En raison de cet accord, Donald Trump a levé la menace de droits de douane contre plusieurs pays européens, après une réunion « très productive » à Davos avec le chef de l’Otan Mark Rutte. « Sur la base de cette entente, je n’imposerai pas les droits de douane qui devaient entrer en vigueur le 1er février », a écrit le président américain sur Truth Social.
L’annonce a ravi les marchés financiers : Wall Street, qui évoluait en petite hausse, a bondi à la publication du message, et le dollar a repris des couleurs face à l’euro.
Donald Trump avait accentué samedi la pression en menaçant d’imposer de nouveaux droits de douane allant jusqu’à 25 % à huit pays européens pour leur soutien au Danemark, ce qui a incité l’Europe à menacer les États-Unis de représailles.
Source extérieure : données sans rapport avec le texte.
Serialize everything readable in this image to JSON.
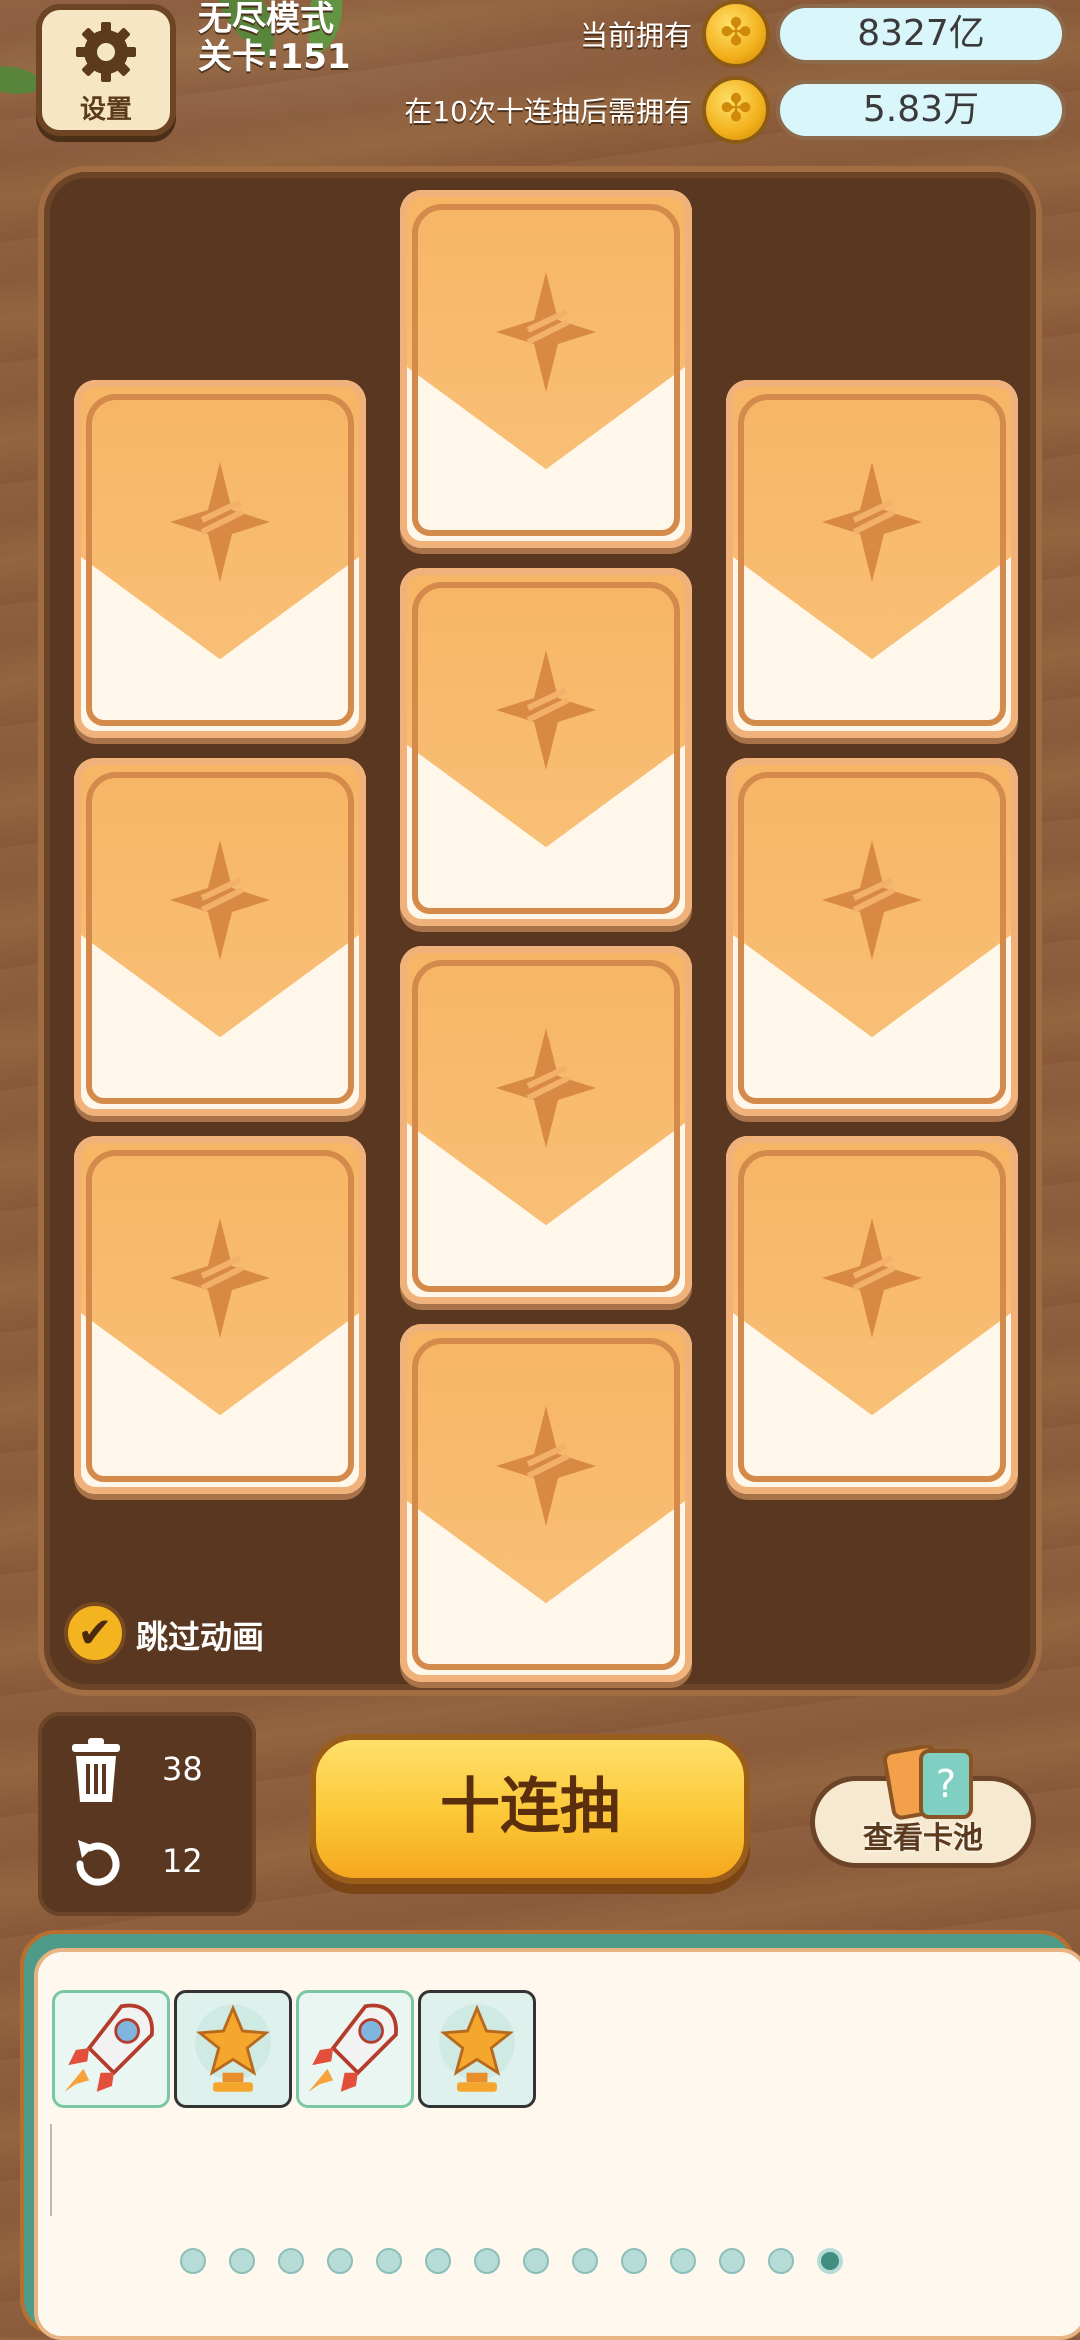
{
  "header": {
    "settings_label": "设置",
    "mode": "无尽模式",
    "level": "关卡:151",
    "current_label": "当前拥有",
    "current_value": "8327亿",
    "required_label": "在10次十连抽后需拥有",
    "required_value": "5.83万"
  },
  "board": {
    "card_count": 10,
    "skip_animation_label": "跳过动画",
    "skip_animation_checked": true
  },
  "controls": {
    "trash_count": "38",
    "undo_count": "12",
    "draw_button_label": "十连抽",
    "pool_button_label": "查看卡池"
  },
  "tray": {
    "items": [
      {
        "icon": "rocket-icon"
      },
      {
        "icon": "star-trophy-icon"
      },
      {
        "icon": "rocket-icon"
      },
      {
        "icon": "star-trophy-icon"
      }
    ],
    "page_count": 14,
    "active_page": 14
  },
  "colors": {
    "card_orange": "#f7b565",
    "button_yellow": "#fbc736",
    "board_brown": "#5a3720",
    "tray_teal": "#4f9b8a"
  }
}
Le dirigeant républicain a toutefois précisé ce mercredi que des « discussions supplémentaires sont en cours à propos du Dôme d’Or, en ce qui concerne le Groenland », faisant référence au bouclier antimissile qu’il entend construire.
Il a chargé son vice-président JD Vance, son chef de la diplomatie Marco Rubio et son émissaire spécial Steve Witkoff de mener ces négociations.
Trump exige des « négociations immédiates »
Quelques heures avant cette publication, Donald Trump a exclu pour la première fois ce mercredi à Davos d’utiliser la force pour mettre la main sur le Groenland mais a exigé des « négociations immédiates » sur son acquisition par les États-Unis, réaffirmant que seuls les États-Unis sont en mesure d’en assurer la sécurité.
Le président américain insiste sur le fait que le Groenland, territoire autonome danois riche en minerais, est vital pour la sécurité des États-Unis et de l’Otan face à la Russie et à la Chine, alors que la fonte des glaces dans l’Arctique ouvre de nouvelles routes et que les superpuissances rivalisent pour obtenir des avantages stratégiques.